Animal experiments were conducted in compliance with the Official Mexican Standard NOM-062-ZOO-1999 for the care and use of laboratory animals. Approval was granted by the Ethics Committee and Institutional Animal Care and Use Committee (IACUC) at the Faculty of Medicine and Biomedical Sciences, Autonomous University of Chihuahua (ID number: CI-046-22).

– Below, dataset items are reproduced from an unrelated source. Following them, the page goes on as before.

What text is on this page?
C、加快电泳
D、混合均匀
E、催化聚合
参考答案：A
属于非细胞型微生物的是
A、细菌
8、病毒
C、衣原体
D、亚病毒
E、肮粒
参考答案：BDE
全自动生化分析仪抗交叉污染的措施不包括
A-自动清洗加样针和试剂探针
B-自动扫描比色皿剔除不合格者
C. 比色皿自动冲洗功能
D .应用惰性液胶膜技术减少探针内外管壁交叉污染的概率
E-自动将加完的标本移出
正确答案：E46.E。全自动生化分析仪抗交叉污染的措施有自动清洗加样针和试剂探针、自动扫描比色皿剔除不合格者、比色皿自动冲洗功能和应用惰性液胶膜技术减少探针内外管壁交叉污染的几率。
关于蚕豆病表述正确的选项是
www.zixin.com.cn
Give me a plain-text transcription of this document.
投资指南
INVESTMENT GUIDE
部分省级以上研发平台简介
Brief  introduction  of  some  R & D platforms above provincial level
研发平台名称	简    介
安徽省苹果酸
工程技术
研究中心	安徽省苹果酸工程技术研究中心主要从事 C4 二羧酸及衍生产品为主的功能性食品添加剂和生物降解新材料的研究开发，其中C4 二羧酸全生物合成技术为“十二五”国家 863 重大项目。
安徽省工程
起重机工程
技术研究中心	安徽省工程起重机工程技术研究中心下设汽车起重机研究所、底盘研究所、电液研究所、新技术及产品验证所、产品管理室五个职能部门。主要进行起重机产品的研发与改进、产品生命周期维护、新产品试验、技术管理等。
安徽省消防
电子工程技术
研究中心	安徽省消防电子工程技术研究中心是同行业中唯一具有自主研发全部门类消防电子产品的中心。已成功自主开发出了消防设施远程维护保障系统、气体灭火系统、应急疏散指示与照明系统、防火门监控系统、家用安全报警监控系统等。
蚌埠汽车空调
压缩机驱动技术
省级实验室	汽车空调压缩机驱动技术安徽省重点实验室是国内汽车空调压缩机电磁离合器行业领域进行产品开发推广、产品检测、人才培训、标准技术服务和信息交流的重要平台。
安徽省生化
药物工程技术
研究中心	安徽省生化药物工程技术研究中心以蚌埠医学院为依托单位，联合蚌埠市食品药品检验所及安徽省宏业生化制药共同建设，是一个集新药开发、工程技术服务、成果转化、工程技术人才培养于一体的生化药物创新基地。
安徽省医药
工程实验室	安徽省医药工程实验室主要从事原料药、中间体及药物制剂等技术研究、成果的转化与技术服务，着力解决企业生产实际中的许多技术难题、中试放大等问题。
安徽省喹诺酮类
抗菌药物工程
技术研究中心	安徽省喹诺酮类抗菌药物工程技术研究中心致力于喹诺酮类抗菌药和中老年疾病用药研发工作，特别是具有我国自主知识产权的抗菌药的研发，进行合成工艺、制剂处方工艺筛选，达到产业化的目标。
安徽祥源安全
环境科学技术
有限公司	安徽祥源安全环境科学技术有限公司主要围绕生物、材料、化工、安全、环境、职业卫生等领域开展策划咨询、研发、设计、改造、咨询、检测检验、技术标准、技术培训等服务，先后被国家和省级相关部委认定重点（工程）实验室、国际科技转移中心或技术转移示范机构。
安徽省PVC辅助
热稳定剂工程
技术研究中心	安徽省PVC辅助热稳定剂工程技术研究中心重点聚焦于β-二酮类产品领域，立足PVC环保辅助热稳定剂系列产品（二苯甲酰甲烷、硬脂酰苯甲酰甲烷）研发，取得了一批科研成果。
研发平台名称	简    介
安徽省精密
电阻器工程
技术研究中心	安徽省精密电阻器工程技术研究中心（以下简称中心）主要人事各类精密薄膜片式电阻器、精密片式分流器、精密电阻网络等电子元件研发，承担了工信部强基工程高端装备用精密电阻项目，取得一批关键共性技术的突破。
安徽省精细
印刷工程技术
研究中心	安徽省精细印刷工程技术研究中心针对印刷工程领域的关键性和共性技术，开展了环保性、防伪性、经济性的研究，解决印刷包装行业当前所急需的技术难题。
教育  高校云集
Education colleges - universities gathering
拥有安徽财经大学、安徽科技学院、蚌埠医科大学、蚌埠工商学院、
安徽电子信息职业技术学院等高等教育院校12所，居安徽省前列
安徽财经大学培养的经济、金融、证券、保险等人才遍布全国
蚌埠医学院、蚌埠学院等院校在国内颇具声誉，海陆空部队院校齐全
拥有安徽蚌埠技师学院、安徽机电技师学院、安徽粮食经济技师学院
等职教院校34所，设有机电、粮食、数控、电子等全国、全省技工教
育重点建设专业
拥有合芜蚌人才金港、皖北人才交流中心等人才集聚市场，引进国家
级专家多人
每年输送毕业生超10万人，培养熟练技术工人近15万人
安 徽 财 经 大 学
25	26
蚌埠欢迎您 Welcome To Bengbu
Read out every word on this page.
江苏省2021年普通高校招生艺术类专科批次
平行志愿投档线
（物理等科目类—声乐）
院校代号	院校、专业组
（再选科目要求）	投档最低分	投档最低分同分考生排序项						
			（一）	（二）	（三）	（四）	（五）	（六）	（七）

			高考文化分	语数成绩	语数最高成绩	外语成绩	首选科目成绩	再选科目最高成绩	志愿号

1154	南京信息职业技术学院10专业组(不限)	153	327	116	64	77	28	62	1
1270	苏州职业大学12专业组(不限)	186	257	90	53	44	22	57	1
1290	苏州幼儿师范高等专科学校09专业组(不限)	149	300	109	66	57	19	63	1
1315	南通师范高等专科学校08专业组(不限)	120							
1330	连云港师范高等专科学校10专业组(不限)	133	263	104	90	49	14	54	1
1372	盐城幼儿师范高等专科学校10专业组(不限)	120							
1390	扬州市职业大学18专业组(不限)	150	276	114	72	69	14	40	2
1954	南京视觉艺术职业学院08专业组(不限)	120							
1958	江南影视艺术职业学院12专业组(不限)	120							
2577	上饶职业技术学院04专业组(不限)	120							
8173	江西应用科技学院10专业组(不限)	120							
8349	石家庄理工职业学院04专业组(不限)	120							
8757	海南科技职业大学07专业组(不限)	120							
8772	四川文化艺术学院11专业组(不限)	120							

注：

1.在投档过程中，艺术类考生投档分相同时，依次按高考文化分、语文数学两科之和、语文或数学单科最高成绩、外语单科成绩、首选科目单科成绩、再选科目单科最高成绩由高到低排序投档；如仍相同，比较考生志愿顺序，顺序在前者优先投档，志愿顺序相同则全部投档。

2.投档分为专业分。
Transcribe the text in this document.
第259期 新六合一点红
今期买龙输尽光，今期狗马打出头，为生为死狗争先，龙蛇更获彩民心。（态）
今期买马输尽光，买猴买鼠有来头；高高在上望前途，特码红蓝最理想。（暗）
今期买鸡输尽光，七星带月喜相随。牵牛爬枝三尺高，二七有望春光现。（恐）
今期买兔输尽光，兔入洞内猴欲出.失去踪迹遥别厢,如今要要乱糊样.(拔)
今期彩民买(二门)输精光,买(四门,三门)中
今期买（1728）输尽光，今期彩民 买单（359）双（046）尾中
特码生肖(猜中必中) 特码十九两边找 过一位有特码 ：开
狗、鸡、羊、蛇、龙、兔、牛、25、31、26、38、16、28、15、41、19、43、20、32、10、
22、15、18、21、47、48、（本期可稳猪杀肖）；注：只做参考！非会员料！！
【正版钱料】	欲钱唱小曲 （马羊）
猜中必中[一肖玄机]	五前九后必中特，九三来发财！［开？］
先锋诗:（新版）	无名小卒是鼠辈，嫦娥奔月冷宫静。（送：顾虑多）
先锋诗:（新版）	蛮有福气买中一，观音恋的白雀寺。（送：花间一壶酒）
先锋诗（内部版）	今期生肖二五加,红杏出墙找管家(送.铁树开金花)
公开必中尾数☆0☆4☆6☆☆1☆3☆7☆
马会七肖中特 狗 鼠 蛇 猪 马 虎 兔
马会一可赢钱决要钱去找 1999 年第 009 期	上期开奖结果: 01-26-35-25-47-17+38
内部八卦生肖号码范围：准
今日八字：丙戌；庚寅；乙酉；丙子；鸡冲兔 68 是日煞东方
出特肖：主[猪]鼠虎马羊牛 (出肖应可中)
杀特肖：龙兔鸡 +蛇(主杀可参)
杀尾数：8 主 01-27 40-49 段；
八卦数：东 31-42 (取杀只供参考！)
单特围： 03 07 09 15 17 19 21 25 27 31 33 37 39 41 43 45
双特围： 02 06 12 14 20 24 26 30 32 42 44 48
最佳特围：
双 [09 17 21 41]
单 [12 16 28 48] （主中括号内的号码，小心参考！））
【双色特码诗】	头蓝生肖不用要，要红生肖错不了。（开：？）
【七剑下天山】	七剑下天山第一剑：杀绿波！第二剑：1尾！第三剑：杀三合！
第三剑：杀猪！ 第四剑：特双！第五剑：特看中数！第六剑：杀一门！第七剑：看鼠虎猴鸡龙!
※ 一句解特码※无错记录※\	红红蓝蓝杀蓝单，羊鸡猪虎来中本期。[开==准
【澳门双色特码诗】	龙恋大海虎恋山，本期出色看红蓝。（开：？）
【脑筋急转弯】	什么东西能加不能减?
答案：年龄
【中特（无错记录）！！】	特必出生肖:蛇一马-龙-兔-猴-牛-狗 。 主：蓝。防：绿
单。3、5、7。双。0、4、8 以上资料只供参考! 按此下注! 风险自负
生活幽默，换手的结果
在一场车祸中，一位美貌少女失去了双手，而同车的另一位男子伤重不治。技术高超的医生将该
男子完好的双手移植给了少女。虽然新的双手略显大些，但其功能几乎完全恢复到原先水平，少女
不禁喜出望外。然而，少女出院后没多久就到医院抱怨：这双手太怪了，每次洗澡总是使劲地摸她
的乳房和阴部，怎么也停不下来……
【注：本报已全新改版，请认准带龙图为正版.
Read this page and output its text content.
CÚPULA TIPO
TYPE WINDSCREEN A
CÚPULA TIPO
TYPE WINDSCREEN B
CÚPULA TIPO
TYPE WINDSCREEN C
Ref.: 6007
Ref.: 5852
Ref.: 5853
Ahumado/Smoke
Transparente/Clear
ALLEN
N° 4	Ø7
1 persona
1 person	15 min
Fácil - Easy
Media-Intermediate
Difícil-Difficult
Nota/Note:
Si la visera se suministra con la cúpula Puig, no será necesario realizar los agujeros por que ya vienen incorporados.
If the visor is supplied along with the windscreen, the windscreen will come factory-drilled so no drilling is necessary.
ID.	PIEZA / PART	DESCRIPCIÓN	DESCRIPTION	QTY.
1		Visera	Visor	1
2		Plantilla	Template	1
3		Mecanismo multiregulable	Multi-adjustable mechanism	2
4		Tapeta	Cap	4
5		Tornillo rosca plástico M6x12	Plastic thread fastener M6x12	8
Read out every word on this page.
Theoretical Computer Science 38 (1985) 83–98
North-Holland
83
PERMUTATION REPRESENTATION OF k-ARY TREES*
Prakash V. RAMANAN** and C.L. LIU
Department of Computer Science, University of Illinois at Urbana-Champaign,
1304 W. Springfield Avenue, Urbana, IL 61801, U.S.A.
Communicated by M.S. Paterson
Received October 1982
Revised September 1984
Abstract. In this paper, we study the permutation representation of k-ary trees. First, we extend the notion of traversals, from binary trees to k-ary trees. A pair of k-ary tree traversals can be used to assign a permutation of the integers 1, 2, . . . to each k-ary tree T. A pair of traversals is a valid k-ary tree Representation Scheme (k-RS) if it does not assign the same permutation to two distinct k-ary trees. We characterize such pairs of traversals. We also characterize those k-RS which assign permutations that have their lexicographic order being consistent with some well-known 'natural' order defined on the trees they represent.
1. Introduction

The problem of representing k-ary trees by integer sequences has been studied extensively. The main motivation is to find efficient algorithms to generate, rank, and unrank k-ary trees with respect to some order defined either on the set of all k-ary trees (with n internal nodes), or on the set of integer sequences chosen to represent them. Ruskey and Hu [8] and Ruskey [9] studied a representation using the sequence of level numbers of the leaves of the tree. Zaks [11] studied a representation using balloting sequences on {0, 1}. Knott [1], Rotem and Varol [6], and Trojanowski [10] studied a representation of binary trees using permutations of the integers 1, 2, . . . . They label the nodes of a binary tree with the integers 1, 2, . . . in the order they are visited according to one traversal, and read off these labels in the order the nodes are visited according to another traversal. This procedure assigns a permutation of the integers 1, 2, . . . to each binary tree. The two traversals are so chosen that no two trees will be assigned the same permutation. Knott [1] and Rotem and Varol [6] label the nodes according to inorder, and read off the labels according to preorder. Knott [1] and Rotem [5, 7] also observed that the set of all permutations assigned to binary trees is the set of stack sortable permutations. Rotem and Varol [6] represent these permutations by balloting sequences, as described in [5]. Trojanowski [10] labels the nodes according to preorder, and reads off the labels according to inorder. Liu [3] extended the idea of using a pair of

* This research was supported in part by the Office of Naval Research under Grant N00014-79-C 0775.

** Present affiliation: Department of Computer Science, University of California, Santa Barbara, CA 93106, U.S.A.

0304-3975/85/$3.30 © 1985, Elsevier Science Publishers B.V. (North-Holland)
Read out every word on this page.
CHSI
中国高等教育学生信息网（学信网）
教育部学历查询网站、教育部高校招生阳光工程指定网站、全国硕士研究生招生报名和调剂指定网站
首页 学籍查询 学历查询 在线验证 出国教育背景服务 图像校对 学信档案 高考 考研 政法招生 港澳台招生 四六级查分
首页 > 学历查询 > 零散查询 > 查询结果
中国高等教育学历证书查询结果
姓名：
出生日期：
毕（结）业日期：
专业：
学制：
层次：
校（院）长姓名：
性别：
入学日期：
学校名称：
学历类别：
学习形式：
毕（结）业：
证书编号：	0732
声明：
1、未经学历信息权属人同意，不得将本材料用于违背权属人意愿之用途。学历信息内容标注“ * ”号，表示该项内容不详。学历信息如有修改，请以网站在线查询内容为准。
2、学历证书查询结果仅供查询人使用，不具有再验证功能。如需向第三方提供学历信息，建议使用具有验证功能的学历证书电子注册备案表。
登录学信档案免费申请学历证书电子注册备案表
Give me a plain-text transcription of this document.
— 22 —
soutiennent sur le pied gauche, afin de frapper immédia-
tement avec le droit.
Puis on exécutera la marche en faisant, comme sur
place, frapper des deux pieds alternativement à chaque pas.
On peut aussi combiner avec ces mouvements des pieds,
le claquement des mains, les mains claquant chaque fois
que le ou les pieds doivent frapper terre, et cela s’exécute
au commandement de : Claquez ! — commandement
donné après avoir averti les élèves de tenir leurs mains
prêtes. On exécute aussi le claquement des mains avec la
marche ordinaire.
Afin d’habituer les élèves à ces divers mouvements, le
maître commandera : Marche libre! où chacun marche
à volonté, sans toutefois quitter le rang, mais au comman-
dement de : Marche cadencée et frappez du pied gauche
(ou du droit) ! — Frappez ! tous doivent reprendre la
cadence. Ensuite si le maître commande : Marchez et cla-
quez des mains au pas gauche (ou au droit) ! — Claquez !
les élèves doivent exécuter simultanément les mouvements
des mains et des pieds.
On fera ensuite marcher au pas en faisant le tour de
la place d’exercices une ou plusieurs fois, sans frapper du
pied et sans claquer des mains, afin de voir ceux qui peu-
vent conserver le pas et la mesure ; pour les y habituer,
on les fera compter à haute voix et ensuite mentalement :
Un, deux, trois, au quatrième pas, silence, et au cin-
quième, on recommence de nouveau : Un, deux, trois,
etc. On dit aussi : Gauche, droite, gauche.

For human biopsies, informed consent was obtained from all patients, and the procedures were approved by the Research and Ethics Committees of the General Hospital of Mexico “Dr. Eduardo Liceaga” and the Faculty of Medicine and Biomedical Sciences, Autonomous University of Chihuahua (ID number: FM-OEX-B-280/14 and CEI_EXP.102/13).

Conflicts of Interest

The authors declare no conflicts of interest.

Author Contributions

Susana Aideé González-Chávez: conceptualization, methodology, software, formal analysis, investigation, resources, data curation, writing–original draft, visualization, supervision, project administration, and funding acquisition. María Fernanda Alvarado-Jáquez: methodology, investigation, and writing–review and editing. Joan Sebastian Salas-Leiva: software, formal analysis, resources, and writing–review and editing. Jonathon E. Mohl: software, formal analysis, resources, and writing–review and editing. Eduardo Chaparro-Barrera: methodology, investigation, and writing–review and editing. Rodrigo Prieto-Carrasco: validation, investigation, and writing–review and editing. Mario Loya-Rivera: formal analysis, data curation, and writing–review and editing. César Pacheco-Silva: investigation, writing–review and editing, and visualization. César Pacheco-Tena: conceptualization, methodology, resources, writing–original draft, supervision, and funding acquisition.

Supporting Information

Supporting Information

Additional supporting information can be found online in the Supporting Information section.

Supporting File 1 lists the shared and distinct bacterial species identified in knee and stool samples from healthy BALB/c and DBA/1-SpAD mice. This dataset complements the main text by detailing the microbial taxa detected in both intestinal and articular compartments, supporting the evidence of joint dysbiosis in experimental SpA.